Americans paid off $560 million more in credit than they borrowed in May, which is the first reduction in consumer debt in nearly five years, the government reported yesterday.

The Federal Reserve said the rate of decline in consumer debt, 1.1 percent at an annual rate, is the largest since a 4.5 percent decline in July 1980. The last time consumer borrowing dropped was in July 1982, when it went down a scant $4 million.

But at the same time, the Fed revised upward its estimate of consumer borrowing during April. Originally pegged at $2.93 billion, net consumer borrowing during the month actually was $3.68 billion, a $750 million change, the Fed said.

Outstanding revolving credit, which includes credit cards, did increase by $108 million during May. But the growth worked out to an annual rate of 0.9 percent, down sharply from a 13.7 percent growth rate for April.

Borrowing for auto purchases was down by $155 million in May after a $1.3 billion increase in April, and borrowing for mobile-home purchases was down by $142 million after a $12 million increase in April.

The category that includes bank and credit union loans not secured by real estate showed a decrease of $367 million after a $756 million increase in April.

The Fed said the growth in installment credit has slowed sharply over the first five months of the year. Through May, installment debt has been increasing at an annual rate of only 2.25 percent, down from 10.5 percent during 1986.

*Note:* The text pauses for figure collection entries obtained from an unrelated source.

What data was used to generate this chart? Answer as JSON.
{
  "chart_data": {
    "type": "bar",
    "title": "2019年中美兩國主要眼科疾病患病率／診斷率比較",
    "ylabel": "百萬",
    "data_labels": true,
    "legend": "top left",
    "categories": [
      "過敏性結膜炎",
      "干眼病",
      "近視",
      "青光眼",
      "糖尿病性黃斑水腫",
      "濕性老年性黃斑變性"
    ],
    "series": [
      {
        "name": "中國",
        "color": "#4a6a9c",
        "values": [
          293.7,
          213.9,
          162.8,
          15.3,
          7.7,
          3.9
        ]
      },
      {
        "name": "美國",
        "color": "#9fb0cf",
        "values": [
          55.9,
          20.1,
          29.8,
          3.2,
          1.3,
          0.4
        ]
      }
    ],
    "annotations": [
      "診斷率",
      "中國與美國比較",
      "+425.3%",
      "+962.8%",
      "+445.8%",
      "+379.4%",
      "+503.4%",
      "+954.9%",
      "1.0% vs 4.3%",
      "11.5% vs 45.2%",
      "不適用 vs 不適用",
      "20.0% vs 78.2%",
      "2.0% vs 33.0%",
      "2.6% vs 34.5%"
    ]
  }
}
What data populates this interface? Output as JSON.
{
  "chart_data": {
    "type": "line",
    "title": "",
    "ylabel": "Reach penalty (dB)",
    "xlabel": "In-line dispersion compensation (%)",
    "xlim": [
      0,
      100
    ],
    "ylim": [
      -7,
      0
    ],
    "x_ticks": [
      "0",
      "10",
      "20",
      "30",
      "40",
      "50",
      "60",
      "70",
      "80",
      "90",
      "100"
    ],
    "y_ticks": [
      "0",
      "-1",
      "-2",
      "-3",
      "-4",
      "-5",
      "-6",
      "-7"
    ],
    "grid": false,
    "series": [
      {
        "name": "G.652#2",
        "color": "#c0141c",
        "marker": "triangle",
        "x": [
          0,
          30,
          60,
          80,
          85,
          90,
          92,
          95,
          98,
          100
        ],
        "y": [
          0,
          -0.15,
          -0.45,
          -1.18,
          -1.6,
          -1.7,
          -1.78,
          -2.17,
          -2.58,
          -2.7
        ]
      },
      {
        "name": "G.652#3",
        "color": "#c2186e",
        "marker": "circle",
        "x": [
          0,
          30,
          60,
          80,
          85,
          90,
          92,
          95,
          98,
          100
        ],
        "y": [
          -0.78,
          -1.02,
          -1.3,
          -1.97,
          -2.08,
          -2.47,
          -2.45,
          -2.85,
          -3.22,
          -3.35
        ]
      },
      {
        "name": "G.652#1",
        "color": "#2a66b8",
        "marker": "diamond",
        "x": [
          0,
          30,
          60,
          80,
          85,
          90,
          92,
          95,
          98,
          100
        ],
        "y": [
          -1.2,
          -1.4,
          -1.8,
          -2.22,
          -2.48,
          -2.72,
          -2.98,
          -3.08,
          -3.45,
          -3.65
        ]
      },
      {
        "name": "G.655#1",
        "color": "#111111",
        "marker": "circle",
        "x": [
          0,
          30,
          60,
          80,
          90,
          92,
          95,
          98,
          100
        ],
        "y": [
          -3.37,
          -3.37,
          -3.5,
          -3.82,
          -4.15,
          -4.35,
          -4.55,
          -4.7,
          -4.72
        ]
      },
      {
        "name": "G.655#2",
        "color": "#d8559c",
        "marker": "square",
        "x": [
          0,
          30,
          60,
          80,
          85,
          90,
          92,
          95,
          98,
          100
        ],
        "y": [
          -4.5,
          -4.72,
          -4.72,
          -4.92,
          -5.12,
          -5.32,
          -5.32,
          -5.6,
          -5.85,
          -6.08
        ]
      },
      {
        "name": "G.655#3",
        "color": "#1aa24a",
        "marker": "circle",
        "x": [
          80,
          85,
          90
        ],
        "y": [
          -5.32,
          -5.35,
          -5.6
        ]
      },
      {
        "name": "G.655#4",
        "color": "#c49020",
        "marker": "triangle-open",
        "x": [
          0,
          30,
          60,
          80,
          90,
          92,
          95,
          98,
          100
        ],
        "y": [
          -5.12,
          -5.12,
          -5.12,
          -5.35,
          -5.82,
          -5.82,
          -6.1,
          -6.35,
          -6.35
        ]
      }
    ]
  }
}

The Fed said part of the reduction is due to the growing popularity of home equity loans, which do not show in the statistics because they are secured by real estate.

But analysts also have said that consumers were cutting back on spending because of high debt loads and slow growth in personal income.

Total consumer debt stood at $583.0 billion in May. All of the figures are adjusted for normal seasonal variations.